Rob Hopkins

“Nous devons raconter des histoires pour faire naître un monde résilient ”

Rob Hopkins est l’une des plus grandes figures mondiales de l’écologie. Enseignant en permaculture et fondateur du mouvement des territoires en transition, il a inspiré des initiatives partout dans le monde. S’appuyant sur des valeurs de justice sociale, de solidarité et de coopération, Rob Hopkins revient, pour l’archipel des alizées, sur la nécessité de cultiver de nouveaux imaginaires : l’imagination est pour lui la clé pour construire un futur résilient. Un entretien réalisé par Sarah Champagne et Delphine Ekszterowicz.

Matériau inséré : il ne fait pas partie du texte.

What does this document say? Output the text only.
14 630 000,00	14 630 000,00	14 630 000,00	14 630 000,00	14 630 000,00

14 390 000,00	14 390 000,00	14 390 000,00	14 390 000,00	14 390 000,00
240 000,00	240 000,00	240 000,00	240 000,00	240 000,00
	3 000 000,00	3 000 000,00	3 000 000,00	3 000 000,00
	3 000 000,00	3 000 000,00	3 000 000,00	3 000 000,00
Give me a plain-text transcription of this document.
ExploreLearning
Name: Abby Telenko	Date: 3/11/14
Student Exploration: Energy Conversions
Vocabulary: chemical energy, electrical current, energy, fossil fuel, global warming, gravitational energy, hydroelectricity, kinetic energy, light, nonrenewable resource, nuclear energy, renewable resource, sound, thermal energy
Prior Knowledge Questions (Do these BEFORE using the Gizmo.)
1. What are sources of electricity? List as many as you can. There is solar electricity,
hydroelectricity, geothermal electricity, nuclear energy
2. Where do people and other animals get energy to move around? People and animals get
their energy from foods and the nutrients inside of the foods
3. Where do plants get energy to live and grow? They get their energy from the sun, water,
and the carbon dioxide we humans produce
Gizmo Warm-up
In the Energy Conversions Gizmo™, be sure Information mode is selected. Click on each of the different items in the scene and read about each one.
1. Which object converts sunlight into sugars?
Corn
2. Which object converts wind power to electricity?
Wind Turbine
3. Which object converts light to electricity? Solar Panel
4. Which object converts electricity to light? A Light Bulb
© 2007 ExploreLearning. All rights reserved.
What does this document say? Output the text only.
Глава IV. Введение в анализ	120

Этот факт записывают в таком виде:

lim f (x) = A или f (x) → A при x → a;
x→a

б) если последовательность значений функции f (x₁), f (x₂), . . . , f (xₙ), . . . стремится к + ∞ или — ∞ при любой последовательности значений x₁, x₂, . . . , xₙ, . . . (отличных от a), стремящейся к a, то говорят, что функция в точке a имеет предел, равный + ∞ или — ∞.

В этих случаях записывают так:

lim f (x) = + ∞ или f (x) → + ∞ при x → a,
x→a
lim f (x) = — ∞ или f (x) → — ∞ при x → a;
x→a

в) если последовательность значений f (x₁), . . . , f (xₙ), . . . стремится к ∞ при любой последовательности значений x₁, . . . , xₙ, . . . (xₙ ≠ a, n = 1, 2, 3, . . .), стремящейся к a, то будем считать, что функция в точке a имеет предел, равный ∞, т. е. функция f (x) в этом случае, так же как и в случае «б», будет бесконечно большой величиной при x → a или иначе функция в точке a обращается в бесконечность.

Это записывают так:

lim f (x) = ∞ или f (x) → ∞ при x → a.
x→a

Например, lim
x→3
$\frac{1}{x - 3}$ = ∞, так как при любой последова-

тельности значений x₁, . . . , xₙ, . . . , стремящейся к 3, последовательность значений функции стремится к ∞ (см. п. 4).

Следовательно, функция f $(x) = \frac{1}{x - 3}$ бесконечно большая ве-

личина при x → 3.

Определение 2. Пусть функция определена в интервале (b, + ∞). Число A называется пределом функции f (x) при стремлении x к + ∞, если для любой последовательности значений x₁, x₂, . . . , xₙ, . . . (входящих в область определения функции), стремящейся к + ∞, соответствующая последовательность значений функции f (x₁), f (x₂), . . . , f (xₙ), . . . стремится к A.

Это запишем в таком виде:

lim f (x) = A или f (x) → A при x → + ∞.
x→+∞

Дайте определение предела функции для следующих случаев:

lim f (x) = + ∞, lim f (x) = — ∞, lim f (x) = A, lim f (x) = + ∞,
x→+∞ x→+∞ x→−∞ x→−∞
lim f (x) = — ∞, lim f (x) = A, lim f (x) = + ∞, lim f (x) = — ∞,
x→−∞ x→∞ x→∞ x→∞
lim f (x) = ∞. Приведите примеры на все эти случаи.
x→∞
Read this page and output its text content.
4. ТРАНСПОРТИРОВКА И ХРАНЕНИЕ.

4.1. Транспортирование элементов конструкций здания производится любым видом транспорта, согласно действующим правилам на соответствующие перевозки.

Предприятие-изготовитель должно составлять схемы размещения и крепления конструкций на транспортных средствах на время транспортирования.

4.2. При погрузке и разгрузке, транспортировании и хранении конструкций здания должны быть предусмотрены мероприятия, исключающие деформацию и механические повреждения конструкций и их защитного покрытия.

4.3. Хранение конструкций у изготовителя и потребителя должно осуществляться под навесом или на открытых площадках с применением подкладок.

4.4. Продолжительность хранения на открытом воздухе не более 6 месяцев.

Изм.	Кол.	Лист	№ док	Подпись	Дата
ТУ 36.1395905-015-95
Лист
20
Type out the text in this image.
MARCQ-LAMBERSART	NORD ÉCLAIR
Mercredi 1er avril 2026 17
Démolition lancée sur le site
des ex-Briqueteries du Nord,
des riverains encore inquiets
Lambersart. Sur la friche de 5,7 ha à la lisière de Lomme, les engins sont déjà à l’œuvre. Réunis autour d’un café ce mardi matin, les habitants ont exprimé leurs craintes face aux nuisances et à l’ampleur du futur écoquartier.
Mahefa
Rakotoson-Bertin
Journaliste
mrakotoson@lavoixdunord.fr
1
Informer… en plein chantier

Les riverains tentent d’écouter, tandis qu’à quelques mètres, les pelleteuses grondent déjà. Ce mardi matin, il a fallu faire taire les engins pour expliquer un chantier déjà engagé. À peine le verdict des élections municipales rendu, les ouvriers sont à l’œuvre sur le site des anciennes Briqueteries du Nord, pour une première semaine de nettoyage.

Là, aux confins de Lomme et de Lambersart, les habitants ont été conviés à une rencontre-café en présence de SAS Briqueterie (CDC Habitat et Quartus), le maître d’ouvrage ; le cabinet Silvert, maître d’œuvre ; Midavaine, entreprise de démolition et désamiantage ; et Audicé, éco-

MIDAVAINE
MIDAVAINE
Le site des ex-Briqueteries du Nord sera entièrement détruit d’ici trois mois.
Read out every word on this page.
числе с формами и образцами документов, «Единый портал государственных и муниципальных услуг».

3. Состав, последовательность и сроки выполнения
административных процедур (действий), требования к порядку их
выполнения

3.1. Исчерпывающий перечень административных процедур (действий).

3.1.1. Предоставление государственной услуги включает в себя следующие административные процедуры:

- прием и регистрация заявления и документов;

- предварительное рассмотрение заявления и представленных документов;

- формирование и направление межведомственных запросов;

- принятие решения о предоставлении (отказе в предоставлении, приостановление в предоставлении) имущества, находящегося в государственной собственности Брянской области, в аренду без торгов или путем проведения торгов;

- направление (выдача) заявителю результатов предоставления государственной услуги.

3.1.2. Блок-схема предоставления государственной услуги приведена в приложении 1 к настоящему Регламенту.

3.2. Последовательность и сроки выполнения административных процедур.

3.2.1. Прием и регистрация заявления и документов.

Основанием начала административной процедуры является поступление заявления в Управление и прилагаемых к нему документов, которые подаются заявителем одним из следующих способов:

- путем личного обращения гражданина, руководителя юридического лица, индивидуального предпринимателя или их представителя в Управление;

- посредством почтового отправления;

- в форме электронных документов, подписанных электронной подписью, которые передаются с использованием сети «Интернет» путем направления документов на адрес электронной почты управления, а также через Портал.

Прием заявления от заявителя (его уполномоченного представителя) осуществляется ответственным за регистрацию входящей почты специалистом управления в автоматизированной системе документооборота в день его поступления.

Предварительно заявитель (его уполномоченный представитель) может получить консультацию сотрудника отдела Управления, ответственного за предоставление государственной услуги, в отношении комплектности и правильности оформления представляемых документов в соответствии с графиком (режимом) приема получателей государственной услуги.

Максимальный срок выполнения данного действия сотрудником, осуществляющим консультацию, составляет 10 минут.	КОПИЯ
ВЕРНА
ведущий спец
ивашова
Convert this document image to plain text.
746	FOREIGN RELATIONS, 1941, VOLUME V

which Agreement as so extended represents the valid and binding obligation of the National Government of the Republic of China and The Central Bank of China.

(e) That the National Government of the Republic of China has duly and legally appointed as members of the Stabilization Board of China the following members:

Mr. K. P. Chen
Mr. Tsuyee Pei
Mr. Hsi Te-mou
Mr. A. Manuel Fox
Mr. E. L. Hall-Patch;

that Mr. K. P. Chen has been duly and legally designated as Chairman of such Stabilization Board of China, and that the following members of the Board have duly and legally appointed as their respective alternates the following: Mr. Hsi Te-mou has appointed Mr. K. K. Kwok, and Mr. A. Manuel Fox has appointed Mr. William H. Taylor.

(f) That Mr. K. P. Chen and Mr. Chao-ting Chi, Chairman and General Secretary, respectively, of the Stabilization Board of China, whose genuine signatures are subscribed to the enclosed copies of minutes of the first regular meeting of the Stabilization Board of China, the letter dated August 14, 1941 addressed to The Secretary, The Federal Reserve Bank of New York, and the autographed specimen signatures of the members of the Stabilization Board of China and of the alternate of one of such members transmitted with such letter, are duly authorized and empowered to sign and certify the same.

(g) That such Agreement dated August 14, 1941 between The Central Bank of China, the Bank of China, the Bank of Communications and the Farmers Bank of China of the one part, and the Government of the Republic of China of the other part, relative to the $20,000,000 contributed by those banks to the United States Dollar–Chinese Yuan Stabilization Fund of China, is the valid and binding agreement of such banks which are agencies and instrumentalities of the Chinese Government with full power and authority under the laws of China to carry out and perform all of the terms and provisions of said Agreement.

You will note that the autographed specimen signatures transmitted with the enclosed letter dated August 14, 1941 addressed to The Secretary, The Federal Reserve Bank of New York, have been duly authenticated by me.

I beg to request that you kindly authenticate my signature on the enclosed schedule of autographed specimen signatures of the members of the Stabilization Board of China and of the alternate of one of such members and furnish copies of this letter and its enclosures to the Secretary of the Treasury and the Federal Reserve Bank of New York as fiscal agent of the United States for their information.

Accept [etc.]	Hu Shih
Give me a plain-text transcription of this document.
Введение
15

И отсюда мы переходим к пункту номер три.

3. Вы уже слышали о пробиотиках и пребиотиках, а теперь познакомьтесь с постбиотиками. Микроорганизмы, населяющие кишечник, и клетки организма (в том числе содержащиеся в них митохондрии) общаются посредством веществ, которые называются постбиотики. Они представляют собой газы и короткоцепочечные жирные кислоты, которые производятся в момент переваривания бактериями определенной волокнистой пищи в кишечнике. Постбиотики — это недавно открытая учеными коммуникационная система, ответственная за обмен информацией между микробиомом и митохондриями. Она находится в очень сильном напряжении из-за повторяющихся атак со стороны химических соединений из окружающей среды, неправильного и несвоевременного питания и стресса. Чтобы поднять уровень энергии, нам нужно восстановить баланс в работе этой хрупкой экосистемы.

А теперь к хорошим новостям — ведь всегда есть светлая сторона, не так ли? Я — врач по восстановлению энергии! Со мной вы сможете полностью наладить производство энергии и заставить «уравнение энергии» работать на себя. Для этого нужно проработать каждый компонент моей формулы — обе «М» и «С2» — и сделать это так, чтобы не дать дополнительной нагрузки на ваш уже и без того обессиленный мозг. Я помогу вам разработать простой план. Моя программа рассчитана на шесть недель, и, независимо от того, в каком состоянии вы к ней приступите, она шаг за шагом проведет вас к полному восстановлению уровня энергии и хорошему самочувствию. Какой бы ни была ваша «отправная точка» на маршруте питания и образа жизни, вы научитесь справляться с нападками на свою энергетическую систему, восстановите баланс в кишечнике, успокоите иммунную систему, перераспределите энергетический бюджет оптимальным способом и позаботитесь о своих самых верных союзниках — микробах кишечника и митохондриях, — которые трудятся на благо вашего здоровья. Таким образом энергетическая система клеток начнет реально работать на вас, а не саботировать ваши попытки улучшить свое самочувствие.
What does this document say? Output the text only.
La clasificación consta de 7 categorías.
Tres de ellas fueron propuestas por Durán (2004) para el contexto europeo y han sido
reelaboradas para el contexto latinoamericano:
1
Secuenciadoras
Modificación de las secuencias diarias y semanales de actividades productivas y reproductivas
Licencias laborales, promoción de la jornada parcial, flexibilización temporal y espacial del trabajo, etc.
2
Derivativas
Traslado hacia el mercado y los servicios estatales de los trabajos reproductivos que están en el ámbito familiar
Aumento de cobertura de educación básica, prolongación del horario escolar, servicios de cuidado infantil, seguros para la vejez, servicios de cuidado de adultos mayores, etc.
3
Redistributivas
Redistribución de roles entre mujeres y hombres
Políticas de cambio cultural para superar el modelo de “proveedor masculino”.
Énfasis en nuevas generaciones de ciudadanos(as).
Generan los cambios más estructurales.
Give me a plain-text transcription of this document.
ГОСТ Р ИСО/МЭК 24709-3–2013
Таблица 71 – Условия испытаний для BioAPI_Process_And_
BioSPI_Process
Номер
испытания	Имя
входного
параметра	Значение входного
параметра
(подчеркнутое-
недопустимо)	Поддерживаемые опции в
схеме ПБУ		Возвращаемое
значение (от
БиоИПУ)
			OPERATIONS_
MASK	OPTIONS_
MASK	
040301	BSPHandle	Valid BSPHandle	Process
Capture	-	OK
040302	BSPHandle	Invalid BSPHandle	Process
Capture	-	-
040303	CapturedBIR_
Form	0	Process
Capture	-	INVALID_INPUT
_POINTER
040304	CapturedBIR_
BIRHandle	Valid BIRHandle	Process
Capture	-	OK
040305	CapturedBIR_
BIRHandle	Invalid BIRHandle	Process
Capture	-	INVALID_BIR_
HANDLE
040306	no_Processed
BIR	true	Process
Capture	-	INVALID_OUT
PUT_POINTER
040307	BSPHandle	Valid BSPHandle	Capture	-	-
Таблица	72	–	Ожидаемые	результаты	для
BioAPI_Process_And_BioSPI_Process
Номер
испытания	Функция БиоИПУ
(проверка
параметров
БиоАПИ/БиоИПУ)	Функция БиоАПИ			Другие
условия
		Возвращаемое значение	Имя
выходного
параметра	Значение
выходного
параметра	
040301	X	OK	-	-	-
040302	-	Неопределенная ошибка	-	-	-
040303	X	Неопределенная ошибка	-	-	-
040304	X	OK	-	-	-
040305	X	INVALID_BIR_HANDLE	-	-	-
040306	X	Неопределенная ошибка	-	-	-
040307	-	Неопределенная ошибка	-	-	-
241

Archipel des alizées : Vous êtes connu pour avoir fait de la ville de Totnes en Angleterre, un village d’alternatives et d’expérimentations. La ville est maintenant reconnue dans le monde entier. Pourquoi les territoires sont-ils importants pour porter la transition ?

Rob Hopkins : Quel que soit l’endroit, les personnes que je rencontre pensent que les autres font mieux ailleurs. En Allemagne, les gens me disent que c’est normal que la transition se fasse beaucoup plus facilement en France ou en Angleterre. Et inversement quand je vais en France. De la même manière, en ville on a tendance à penser que la transition est plus facile à porter à la campagne, et vice versa. Or nous avons récemment publié un petit livre intitulé « 21 stories of transition », qui rassemble des histoires de transitions réussies dans territoires extrêmement pluriels. De ce livre, ressort une certitude : les histoires qui feront les mondes de demain peuvent venir de partout dans le monde, des villes, des campagnes, et de toutes sortes de territoires. 

Bien sûr, certaines techniques fonctionnent mieux dans les métropoles, tandis que d’autres sont plus efficaces dans des espaces ruraux, où l’échelle est différente. Chaque territoire, selon ses spécificités, présente des opportunités pour réussir une transition.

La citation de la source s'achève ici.